Gender does matter in New Hampshire

What explains the difference between men and women in business and nonprofit leadership?

New Hampshire women are among the best educated in the nation, as measured by the percentage of women with a bachelor’s degree or higher. So why is it that of the top 100 private companies in New Hampshire (as measured by total sales) only eight firms listed women as the top executive? And among the top 25 New Hampshire-based firms, only one was headed by a woman?

The percentage of men and women with bachelor’s degrees or higher in New Hampshire ranks above the national rate so we are fortunate to have well-educated men and women, but what explains the difference between men and women in business and nonprofit leadership?

Gender matters.

The New Hampshire Women’s Initiative has just released its July 2013 edition of the Gender Matters series, “Educational Attainment and Business/Nonprofit Leadership” (view it at nhwi.org), providing data that reflects a statistically significant difference between men and women in this area.

Whether you view “gender matters” as a title of this publication, or as a statement in which the word “matters” is a verb rather than a noun, the report is worth pondering.

Eight years ago, the New Hampshire Women’s Policy Institute, a precursor to NHWI, completed a study on the economic working status of working women in New Hampshire.

That report concluded that education alone is not the answer to income inequality. Well-educated, full-time working women in New Hampshire earned significantly less than their male counterparts. Moreover, earnings disparity grew the higher the level of education. New Hampshire women with doctoral degrees working full time earned roughly two-thirds of their male counterparts.

Data reflected a lifetime marriage penalty for women. An interesting footnote is that men did better once they were married, the reverse of what happened to women — when both were working full time.

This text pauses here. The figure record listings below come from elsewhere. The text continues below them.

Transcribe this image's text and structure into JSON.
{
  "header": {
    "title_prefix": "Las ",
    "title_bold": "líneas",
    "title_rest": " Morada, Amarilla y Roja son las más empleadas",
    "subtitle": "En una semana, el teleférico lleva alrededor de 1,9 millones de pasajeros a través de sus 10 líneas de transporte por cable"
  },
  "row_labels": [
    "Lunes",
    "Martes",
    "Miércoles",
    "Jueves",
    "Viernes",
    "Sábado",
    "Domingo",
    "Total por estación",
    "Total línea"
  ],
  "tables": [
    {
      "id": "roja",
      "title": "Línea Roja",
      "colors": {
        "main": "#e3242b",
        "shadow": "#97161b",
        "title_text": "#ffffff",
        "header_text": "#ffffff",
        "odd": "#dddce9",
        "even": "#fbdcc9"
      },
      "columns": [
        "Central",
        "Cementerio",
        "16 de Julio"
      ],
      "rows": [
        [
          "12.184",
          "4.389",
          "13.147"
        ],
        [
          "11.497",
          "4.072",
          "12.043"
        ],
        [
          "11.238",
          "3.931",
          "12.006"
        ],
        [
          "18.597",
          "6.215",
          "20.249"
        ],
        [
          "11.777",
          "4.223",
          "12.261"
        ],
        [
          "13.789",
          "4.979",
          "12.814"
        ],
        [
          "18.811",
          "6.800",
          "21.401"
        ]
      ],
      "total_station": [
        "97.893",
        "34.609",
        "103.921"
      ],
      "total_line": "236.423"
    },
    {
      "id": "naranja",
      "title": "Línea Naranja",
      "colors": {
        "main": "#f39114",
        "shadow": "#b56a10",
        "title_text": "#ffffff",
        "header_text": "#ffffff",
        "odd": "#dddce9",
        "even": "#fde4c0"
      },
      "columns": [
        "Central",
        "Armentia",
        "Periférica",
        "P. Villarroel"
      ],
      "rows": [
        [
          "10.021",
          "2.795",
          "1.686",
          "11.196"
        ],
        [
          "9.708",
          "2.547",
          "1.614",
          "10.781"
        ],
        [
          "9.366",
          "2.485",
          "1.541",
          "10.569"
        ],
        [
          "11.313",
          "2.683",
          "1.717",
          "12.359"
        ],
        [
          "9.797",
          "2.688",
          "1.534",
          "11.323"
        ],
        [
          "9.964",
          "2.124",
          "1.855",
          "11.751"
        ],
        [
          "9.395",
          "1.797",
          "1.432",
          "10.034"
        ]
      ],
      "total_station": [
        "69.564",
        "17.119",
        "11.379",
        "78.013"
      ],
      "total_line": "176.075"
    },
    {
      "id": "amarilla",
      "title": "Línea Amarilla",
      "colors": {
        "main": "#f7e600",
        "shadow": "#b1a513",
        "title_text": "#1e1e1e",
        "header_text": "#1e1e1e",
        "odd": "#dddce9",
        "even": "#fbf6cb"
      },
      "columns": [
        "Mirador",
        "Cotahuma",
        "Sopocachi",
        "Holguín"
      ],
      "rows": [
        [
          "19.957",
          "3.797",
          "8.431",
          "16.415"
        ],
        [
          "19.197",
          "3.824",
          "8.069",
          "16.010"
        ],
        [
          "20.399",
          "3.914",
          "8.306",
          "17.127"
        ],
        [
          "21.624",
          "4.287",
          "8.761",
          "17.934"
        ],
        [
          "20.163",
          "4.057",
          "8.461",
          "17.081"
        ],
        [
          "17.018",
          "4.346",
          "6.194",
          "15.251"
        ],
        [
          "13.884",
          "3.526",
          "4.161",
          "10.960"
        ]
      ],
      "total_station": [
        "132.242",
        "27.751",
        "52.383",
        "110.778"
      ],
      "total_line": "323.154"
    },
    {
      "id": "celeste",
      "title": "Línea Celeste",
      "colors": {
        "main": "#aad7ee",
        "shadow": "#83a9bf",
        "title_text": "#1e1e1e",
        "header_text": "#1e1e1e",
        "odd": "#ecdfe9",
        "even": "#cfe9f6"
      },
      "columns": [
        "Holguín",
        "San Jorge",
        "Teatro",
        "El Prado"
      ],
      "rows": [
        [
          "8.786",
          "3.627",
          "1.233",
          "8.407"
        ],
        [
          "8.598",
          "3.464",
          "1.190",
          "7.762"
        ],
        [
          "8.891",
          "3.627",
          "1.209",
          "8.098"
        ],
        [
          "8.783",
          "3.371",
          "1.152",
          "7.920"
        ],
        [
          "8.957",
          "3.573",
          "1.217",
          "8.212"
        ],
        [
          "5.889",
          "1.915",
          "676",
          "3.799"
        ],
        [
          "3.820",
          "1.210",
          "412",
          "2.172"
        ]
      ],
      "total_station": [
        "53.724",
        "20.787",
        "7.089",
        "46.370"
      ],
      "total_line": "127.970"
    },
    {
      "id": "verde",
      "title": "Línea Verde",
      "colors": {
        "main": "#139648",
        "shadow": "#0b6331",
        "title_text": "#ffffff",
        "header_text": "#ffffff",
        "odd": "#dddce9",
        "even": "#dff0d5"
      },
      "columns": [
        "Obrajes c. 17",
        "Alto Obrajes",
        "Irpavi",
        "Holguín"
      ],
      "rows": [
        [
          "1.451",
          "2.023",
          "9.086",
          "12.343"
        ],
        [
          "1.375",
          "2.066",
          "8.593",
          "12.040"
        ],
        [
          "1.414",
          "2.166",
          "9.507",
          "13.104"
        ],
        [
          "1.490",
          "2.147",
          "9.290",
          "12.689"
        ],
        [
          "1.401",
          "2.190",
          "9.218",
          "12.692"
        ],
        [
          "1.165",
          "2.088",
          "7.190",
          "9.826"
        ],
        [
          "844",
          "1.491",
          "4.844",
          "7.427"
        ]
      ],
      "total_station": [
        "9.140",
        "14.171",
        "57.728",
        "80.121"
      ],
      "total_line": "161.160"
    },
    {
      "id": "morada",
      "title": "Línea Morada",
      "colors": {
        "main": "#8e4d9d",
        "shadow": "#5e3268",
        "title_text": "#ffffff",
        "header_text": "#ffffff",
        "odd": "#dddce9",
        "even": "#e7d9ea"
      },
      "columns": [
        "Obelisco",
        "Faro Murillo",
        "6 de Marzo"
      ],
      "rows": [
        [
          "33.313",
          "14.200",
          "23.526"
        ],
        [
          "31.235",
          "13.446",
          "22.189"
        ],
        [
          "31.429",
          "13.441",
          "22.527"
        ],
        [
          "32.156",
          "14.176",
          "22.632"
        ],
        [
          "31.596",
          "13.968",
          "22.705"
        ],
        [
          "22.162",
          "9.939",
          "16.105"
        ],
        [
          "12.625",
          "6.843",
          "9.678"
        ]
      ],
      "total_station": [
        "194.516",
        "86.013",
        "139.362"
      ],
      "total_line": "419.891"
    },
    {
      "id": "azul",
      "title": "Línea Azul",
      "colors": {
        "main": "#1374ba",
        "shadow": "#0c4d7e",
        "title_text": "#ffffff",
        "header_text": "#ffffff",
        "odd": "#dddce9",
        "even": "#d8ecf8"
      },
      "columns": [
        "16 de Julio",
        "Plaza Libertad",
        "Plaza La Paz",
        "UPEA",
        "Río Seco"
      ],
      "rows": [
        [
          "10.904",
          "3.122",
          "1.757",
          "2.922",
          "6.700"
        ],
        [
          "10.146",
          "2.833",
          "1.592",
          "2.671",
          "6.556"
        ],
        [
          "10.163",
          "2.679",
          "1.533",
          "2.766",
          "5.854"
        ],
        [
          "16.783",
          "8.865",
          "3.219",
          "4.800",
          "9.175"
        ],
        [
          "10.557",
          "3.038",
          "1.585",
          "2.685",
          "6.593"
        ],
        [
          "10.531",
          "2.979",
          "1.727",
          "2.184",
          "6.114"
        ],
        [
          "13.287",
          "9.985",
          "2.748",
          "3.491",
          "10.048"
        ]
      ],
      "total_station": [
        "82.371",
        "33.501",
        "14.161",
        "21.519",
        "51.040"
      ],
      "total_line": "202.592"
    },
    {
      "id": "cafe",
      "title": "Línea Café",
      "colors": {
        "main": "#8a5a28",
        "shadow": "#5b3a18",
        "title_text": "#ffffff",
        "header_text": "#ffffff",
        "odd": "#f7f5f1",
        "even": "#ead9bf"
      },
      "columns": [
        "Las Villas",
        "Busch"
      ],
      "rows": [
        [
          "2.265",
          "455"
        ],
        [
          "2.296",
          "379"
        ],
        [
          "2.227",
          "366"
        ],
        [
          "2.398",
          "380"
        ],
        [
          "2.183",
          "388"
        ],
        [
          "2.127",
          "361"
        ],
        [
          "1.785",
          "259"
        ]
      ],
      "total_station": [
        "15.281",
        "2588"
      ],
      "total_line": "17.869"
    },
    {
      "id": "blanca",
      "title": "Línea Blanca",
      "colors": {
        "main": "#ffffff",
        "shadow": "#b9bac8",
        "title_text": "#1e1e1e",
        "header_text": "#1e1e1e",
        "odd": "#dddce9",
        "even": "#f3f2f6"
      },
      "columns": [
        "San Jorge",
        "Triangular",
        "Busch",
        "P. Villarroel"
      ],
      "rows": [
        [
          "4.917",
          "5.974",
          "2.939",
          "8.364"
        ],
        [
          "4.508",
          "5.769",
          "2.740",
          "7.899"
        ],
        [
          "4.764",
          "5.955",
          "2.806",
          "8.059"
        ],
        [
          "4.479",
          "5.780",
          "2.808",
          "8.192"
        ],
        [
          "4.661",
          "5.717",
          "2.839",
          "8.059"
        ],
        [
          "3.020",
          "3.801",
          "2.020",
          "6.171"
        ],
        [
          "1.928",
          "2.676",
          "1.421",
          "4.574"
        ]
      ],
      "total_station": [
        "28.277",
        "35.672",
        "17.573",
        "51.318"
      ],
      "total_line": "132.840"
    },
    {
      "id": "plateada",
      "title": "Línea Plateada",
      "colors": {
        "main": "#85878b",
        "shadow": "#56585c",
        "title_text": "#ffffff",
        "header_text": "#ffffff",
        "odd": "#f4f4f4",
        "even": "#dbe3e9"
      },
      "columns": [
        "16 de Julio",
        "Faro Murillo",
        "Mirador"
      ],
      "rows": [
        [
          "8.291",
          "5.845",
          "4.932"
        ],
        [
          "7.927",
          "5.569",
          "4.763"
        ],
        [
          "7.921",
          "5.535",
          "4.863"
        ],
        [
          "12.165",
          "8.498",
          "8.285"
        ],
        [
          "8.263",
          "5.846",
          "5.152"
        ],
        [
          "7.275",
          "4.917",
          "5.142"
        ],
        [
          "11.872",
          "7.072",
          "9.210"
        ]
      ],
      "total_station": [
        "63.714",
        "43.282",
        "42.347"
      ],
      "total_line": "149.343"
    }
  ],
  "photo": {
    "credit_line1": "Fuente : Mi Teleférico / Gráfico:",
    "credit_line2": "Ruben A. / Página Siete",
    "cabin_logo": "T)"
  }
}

New Hampshire’s low percentage of women in leadership and decision-making positions suggests a granite ceiling for women. Such low representation of women in corporate governance has significant implications for future economic and leadership opportunities for women in the state.

In 2012, New Hampshire boasted of a 100 percent female delegation in Washington, a woman governor and a woman speaker of the N.H. House of Representatives. Clearly, in the public sector, women are recognized as able and effective leaders. So why, of the state’s 23 nonprofit hospitals, are only three led by women CEOs, and only five of the 11 public higher education institutions led by women?

The business and nonprofit sectors are locking out an important cohort of able leaders. Their institutions and the state stand to lose if this pattern continues. Gender Matters!

Marjorie Smith is a Democrat state representative from Durham.